Current trends among churches incorporate some form of technology to enhance worship, including screens, worship presentation software or sound systems. Along with technology, around 75 percent of churches still have hymnals in the pews, Hibbs said.
Hibbs considers intergenerational worship to be one of the healthiest trends, since it combines multiple generations in leadership roles.
“It is healthy because we at times have wanted to separate, by generation, our worship congregation,” Hibbs said. “I think the rate at which we see our youth dropping out of church once they leave high school relates to the fact that they don’t have contact with enough mature Christian adults to better establish roots in the Christian faith. Most of our churches today see the need for an intentional intergenerational worship service at least once a month. It’s a very healthy, scriptural picture of worship.”
First Baptist Church, Tallassee is working to incorporate an intergenerational worship experience in their services.

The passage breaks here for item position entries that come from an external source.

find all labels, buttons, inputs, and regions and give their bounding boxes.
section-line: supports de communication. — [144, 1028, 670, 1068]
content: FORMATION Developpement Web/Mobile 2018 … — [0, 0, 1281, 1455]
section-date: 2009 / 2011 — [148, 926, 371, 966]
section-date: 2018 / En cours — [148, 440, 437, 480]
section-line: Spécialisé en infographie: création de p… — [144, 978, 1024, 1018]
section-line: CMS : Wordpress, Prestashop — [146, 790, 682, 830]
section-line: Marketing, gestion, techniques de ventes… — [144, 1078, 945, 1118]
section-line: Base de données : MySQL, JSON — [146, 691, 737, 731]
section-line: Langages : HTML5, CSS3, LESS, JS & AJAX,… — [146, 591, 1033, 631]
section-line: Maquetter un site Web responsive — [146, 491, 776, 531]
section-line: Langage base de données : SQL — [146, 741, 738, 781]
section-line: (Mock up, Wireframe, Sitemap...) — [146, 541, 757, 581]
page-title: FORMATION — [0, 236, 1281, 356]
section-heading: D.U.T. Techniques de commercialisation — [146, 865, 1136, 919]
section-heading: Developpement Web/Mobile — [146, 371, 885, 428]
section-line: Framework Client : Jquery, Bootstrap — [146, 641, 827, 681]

“A graded choir program is a good place to start,” said the church’s minister of music and worship, Michael Scarborough. He said he looks for arrangements that call for children’s and adult choirs to sing together and he often features youth soloists in worship services.

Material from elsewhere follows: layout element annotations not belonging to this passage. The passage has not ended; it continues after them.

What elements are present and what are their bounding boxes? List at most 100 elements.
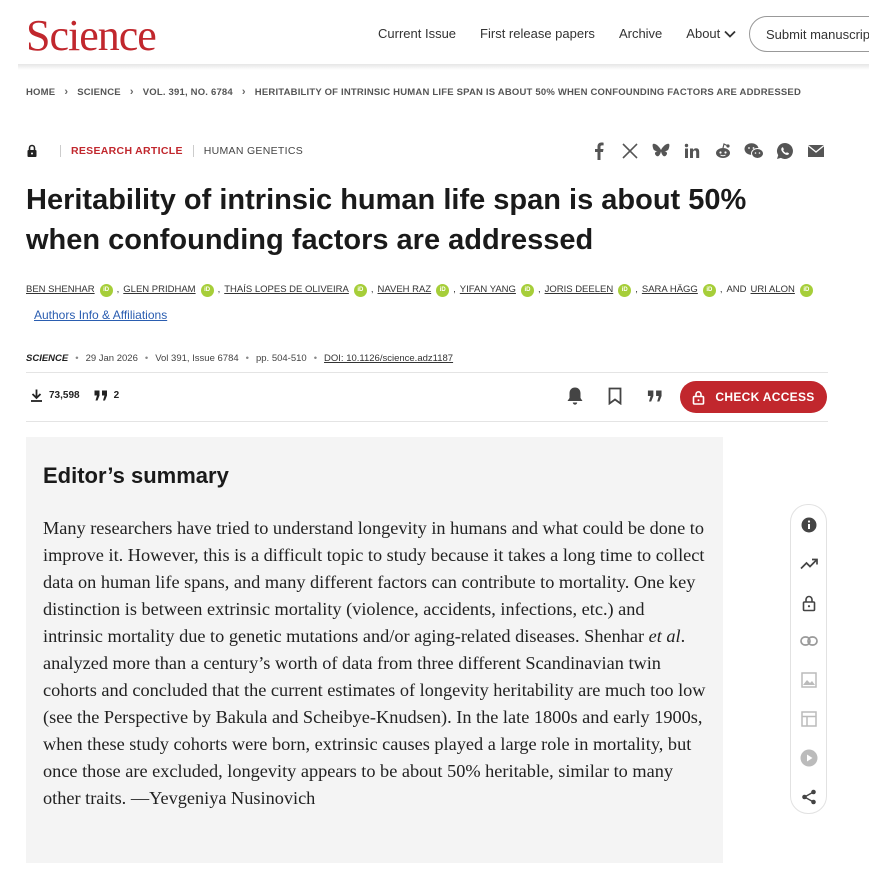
author-item: Sara Hägg iD, — [642, 282, 727, 298]
author-name[interactable]: Uri Alon — [751, 282, 795, 298]
chevron-right-icon: › — [64, 86, 69, 98]
article-metrics: 73,598 2 — [30, 389, 133, 402]
orcid-icon[interactable]: iD — [200, 283, 214, 297]
orcid-icon[interactable]: iD — [99, 283, 113, 297]
summary-heading: Editor’s summary — [43, 463, 229, 488]
lock-open-icon[interactable] — [799, 593, 819, 613]
doi-link[interactable]: DOI: 10.1126/science.adz1187 — [324, 353, 453, 364]
breadcrumb-home[interactable]: HOME — [26, 87, 55, 98]
author-item: Naveh Raz iD, — [377, 282, 459, 298]
orcid-icon[interactable]: iD — [436, 283, 450, 297]
chevron-right-icon: › — [241, 86, 246, 98]
citations-count: 2 — [113, 390, 120, 401]
article-title: Heritability of intrinsic human life spa… — [26, 184, 747, 256]
author-item: Glen Pridham iD, — [123, 282, 224, 298]
site-header: Science Current Issue First release pape… — [0, 0, 869, 66]
author-name[interactable]: Ben Shenhar — [26, 282, 95, 298]
author-item: Yifan Yang iD, — [460, 282, 545, 298]
breadcrumb-volume[interactable]: VOL. 391, NO. 6784 — [143, 87, 233, 98]
editors-summary: Editor’s summary Many researchers have t… — [26, 437, 723, 863]
author-name[interactable]: Naveh Raz — [377, 282, 431, 298]
author-name[interactable]: Yifan Yang — [460, 282, 516, 298]
nav-current-issue[interactable]: Current Issue — [378, 26, 456, 41]
x-twitter-icon[interactable] — [620, 141, 640, 161]
breadcrumb-science[interactable]: SCIENCE — [77, 87, 121, 98]
author-separator: , — [719, 284, 723, 295]
publication-info: SCIENCE • 29 Jan 2026 • Vol 391, Issue 6… — [26, 353, 453, 364]
summary-etal: et al — [648, 626, 681, 646]
article-actions — [565, 384, 665, 408]
author-and: AND — [726, 284, 747, 295]
check-access-label: CHECK ACCESS — [715, 390, 815, 404]
breadcrumb-current: HERITABILITY OF INTRINSIC HUMAN LIFE SPA… — [254, 86, 802, 98]
link-icon[interactable] — [799, 631, 819, 651]
side-toolbar — [790, 504, 827, 814]
chevron-down-icon — [724, 30, 736, 38]
volume-issue: Vol 391, Issue 6784 — [155, 353, 239, 364]
facebook-icon[interactable] — [589, 141, 609, 161]
meta-divider — [60, 145, 61, 157]
author-item: Ben Shenhar iD, — [26, 282, 123, 298]
breadcrumb: HOME › SCIENCE › VOL. 391, NO. 6784 › HE… — [26, 86, 801, 98]
bell-icon[interactable] — [565, 384, 585, 408]
reddit-icon[interactable] — [713, 141, 733, 161]
nav-about[interactable]: About — [686, 26, 736, 41]
image-icon[interactable] — [799, 670, 819, 690]
author-name[interactable]: Joris Deelen — [545, 282, 614, 298]
orcid-icon[interactable]: iD — [702, 283, 716, 297]
author-name[interactable]: Sara Hägg — [642, 282, 698, 298]
play-icon[interactable] — [799, 748, 819, 768]
divider — [26, 421, 828, 422]
share-bar — [589, 141, 826, 161]
nav-archive[interactable]: Archive — [619, 26, 662, 41]
article-meta: RESEARCH ARTICLE HUMAN GENETICS — [26, 144, 303, 158]
divider — [26, 372, 828, 373]
bookmark-icon[interactable] — [605, 384, 625, 408]
whatsapp-icon[interactable] — [775, 141, 795, 161]
bullet-separator: • — [75, 353, 79, 364]
trending-icon[interactable] — [799, 554, 819, 574]
lock-icon — [693, 390, 705, 405]
submit-manuscript-button[interactable]: Submit manuscript — [749, 16, 869, 52]
email-icon[interactable] — [806, 141, 826, 161]
author-separator: , — [537, 284, 541, 295]
summary-text-part2: . analyzed more than a century’s worth o… — [43, 626, 706, 808]
share-icon[interactable] — [799, 787, 819, 807]
downloads-count: 73,598 — [49, 390, 80, 401]
header-divider — [18, 64, 869, 70]
author-item: Thaís Lopes De Oliveira iD, — [224, 282, 377, 298]
citations-metric[interactable]: 2 — [94, 390, 120, 401]
orcid-icon[interactable]: iD — [520, 283, 534, 297]
author-separator: , — [453, 284, 456, 295]
table-icon[interactable] — [799, 709, 819, 729]
meta-divider — [192, 145, 194, 157]
article-type: RESEARCH ARTICLE — [71, 145, 183, 157]
author-list: Ben Shenhar iD, Glen Pridham iD, Thaís Lop… — [26, 282, 826, 298]
article-subject[interactable]: HUMAN GENETICS — [204, 145, 303, 157]
authors-info-link[interactable]: Authors Info & Affiliations — [34, 308, 167, 322]
orcid-icon[interactable]: iD — [618, 283, 632, 297]
summary-text-part1: Many researchers have tried to understan… — [43, 518, 705, 646]
author-name[interactable]: Thaís Lopes De Oliveira — [224, 282, 349, 298]
summary-text: Many researchers have tried to understan… — [43, 515, 709, 812]
downloads-metric[interactable]: 73,598 — [30, 389, 80, 402]
main-nav: Current Issue First release papers Archi… — [378, 26, 736, 41]
author-separator: , — [116, 284, 120, 295]
orcid-icon[interactable]: iD — [353, 283, 367, 297]
science-logo[interactable]: Science — [26, 12, 157, 60]
author-separator: , — [635, 284, 638, 295]
check-access-button[interactable]: CHECK ACCESS — [680, 381, 827, 413]
author-separator: , — [370, 284, 374, 295]
bullet-separator: • — [144, 353, 149, 364]
bluesky-icon[interactable] — [651, 141, 671, 161]
linkedin-icon[interactable] — [682, 141, 702, 161]
bullet-separator: • — [245, 353, 249, 364]
info-icon[interactable] — [799, 515, 819, 535]
orcid-icon[interactable]: iD — [799, 283, 813, 297]
author-name[interactable]: Glen Pridham — [123, 282, 195, 298]
cite-icon[interactable] — [645, 384, 665, 408]
wechat-icon[interactable] — [744, 141, 764, 161]
download-icon — [31, 389, 42, 402]
nav-about-label: About — [686, 26, 721, 41]
nav-first-release[interactable]: First release papers — [480, 26, 595, 41]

“It’s a good thing for the congregation and for the ones singing,” he said.
As worship trends change, so does the need for leaders as many churches shift from volunteers or full-time music ministers to bivocational worship leaders.
Hibbs has seen a growing need for individuals to realize the call to bivocational music ministry and hopes to build a list of individuals called to worship leadership. The current list is very short.

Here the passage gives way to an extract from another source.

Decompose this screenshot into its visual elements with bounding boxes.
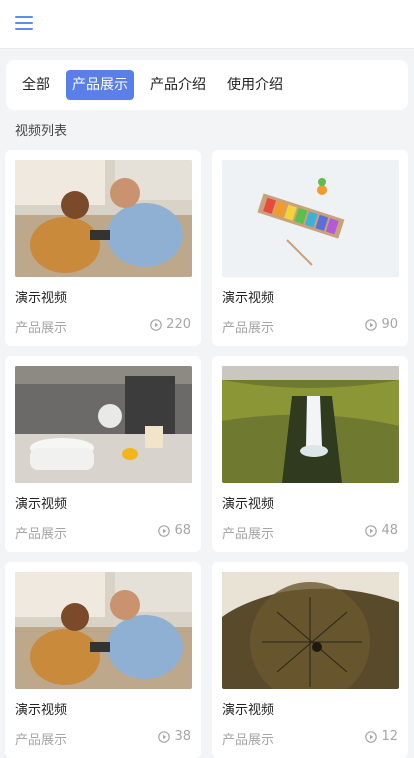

Churches can help to meet the need by working to identify and equip children for a sense of calling. One vehicle for equipping young musicians is the Mix Music Camp, held every summer in July at Shocco Springs Conference Center.
The camp offers recreation and a heavy focus on worship, allowing kids to lead worship in an environment where they can be encouraged and instructed. Sessions incorporate discipleship with Scripture memorization and devotions, applying Scripture to the music students sing.
The Children’s Choir Summit, also held each July, provides training for children’s choir leaders. Karen Gosselin, an associate and music specialist in the office of worship leadership and church music, leads this training with sessions adaptable to the needs of churches and associations.
Hibbs’ office also provides training events like the annual One Day for Worship Leaders, a conference for worship leaders and pastors to attend as a team. This year’s conference is scheduled for Thursday, August 29, from 9 a.m. to 2:30 p.m. at Hunter Street Baptist Church, Birmingham (2600 John Hawkins Parkway, Hoover, Alabama) and will feature author and director of LifeWay Worship Mike Harland sharing thoughts from his book “Worship Essentials.”
Harland will lead the morning session, and in the afternoon a panel of five pastor and worship leader teams from churches around the state will discuss how they approach worship in their churches.
The list of panelists includes Derek Gentle and Michael Scarborough, First Baptist Church, Tallassee; John Brock and B.J. Price, Highland Baptist Church, Florence; David Eldridge and John Woods, Dawson Memorial Baptist Church, Birmingham; Rusty Sowell and Thomas Smith, Providence Baptist Church, Opelika; and Buddy Champion and Joe Estes, First Baptist Church, Trussville.
“This year’s timely focus on worship essentials as outlined in Harland’s book and then the opportunity to dialogue with these worship leadership teams affords a wonderful opportunity for worship leaders and pastors to take one day and receive inspiration, continued training and networking.”
Hibbs and his team also provide other adaptable training events for associations and churches where groups can learn tips for leading worship, using technology, leading a choir and a variety of other topics.
Worship Music Emphasis Week will be observed August 18–24, providing churches and associations the opportunity to highlight worship music and worship leaders.